A New York-style deli with house-made, hand-sliced pastrami and corned beef loaded onto thick slices of griddled rye bread is the last thing we thought we'd find here. Yet Stephen's is a holdover from a bygone era, when Formica countertops were still in style and the area was home to a garment district and a large Jewish population.

The original menu and chef, Henderson "Junior" Biggers, remain after nearly six decades even though current owner Jack Frisch bought the business only two years ago from longtime owners Sheldon and Phyllis Nadelman. No one seemed to know where the name Stephen's came from.

Frisch said he's added a variety of salads and wraps to the menu to somewhat keep up with the times.

"There were really never any women in here before then," he said. "This was a real boys club."

We saw a bevy of cops and fireman coming in for lunch on weekday afternoon. It's still mostly boys.

Meanwhile, forget about your new year's resolution - it's been a week already - and order up a grilled Rachel (with pastrami) or Reuben (with corned beef). The Rachel ($9.95) came with juicy, thick-sliced pastrami flecked with tasty bits of fat, Swiss cheese and sauerkraut. Thousand island dressing was offered on the side.

In keeping with the Jewish classics we also ordered a cup of matzo ball soup ($2.95), but found the broth a bit greasy with out any sort of carrot or noodle and the ball itself a bit soft.

Frisch, 55, is a former headhunter from New Jersey who three years ago decided it was time for a change.
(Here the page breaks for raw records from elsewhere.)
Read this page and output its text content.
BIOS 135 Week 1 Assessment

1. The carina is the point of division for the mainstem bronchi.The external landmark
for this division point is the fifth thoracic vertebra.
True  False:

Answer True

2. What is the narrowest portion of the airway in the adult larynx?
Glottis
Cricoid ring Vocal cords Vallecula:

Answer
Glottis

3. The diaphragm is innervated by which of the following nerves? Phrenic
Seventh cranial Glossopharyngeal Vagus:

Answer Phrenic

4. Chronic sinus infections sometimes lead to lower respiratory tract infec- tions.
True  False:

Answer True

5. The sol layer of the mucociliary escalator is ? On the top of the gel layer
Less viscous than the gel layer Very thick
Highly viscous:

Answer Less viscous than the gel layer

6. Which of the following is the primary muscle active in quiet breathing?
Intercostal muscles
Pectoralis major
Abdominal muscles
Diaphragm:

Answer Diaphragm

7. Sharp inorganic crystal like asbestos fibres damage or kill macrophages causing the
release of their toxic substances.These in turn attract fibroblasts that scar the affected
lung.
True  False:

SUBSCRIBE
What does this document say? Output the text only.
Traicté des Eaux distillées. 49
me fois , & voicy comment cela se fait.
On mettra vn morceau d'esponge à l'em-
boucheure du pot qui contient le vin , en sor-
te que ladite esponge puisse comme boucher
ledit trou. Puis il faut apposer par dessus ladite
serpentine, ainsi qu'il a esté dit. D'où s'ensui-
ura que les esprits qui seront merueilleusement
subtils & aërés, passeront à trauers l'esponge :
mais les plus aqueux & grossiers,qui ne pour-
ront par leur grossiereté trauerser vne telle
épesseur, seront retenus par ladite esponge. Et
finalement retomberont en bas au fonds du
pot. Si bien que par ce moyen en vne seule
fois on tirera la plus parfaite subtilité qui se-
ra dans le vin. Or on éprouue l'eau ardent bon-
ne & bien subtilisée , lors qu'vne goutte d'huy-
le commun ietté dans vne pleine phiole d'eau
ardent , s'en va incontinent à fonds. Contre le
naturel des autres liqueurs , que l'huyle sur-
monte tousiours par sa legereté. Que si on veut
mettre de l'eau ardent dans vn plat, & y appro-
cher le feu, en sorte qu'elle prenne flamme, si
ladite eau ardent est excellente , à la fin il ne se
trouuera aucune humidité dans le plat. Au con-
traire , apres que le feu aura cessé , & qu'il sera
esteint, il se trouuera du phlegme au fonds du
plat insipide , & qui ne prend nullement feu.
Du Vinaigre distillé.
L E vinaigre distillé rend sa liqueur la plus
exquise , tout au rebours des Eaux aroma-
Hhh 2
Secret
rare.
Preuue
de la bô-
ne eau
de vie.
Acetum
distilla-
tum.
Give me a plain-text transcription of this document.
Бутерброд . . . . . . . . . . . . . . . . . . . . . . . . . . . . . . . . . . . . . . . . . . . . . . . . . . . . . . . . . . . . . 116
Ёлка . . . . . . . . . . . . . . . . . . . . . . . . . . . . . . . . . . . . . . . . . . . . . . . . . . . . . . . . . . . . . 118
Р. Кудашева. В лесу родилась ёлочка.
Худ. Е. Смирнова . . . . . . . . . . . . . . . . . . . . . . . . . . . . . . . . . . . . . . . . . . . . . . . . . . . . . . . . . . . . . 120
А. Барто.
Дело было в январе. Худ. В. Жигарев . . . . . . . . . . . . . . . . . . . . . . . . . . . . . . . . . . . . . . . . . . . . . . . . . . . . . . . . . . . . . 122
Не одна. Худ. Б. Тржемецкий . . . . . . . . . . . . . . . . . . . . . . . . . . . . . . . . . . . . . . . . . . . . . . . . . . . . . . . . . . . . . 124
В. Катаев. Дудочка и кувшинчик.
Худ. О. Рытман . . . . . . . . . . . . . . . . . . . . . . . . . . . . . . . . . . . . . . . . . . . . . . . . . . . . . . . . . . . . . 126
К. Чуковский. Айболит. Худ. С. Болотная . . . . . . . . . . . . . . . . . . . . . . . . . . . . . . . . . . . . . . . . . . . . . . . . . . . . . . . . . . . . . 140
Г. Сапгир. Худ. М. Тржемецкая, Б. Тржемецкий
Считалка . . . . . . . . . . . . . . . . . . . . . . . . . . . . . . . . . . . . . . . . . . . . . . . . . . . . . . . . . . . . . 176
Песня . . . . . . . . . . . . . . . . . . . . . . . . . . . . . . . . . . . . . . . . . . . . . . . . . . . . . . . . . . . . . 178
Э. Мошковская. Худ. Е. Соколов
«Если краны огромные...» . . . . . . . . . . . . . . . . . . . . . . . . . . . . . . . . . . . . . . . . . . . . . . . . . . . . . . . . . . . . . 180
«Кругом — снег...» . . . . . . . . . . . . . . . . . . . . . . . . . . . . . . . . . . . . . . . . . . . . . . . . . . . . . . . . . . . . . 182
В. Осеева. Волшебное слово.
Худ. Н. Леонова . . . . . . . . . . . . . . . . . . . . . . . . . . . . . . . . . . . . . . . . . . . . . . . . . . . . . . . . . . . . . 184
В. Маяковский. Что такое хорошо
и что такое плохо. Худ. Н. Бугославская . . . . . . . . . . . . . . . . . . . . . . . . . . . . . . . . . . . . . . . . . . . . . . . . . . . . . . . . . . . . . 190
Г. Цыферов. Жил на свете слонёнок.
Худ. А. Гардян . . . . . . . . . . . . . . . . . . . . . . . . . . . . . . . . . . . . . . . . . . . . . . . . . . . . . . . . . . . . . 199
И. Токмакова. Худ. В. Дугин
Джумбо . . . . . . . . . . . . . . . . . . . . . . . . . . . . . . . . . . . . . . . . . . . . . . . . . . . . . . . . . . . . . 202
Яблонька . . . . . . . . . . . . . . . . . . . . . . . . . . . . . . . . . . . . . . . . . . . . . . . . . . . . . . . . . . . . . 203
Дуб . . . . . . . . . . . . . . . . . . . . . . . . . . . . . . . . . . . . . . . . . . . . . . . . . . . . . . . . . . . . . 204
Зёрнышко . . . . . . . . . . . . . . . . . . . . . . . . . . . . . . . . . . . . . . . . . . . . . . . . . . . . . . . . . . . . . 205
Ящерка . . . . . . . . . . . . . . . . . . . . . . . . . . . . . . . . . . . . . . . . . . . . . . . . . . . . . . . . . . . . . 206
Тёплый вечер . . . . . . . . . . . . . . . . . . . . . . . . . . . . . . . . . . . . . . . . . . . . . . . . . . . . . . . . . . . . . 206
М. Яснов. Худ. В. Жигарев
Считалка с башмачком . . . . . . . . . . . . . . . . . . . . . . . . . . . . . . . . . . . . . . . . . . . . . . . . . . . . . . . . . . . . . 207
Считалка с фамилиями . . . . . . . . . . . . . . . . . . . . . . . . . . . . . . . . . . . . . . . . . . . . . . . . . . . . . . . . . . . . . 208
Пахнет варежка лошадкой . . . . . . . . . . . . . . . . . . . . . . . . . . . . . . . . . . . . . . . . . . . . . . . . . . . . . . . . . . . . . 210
He started at the culinary program at Johnson & Wales University and later worked under Michael Psilakis when the celebrity chef was consulting for Eos in the Viceroy Hotel and later at Seasons 52 in Coral Gables.

After being his own boss for so long Frisch said it was hard to take orders from someone else, so he set out to find a business. After looking at more than 100 restaurants he settled on Hialeah. Seems odd? Frisch said he was looking for something that did breakfast and lunch Monday through Friday, partially to avoid the endless hours of running a dinner service. Nonetheless he said he's still working "13-hour days" and considering staying open into the early evening and on weekends.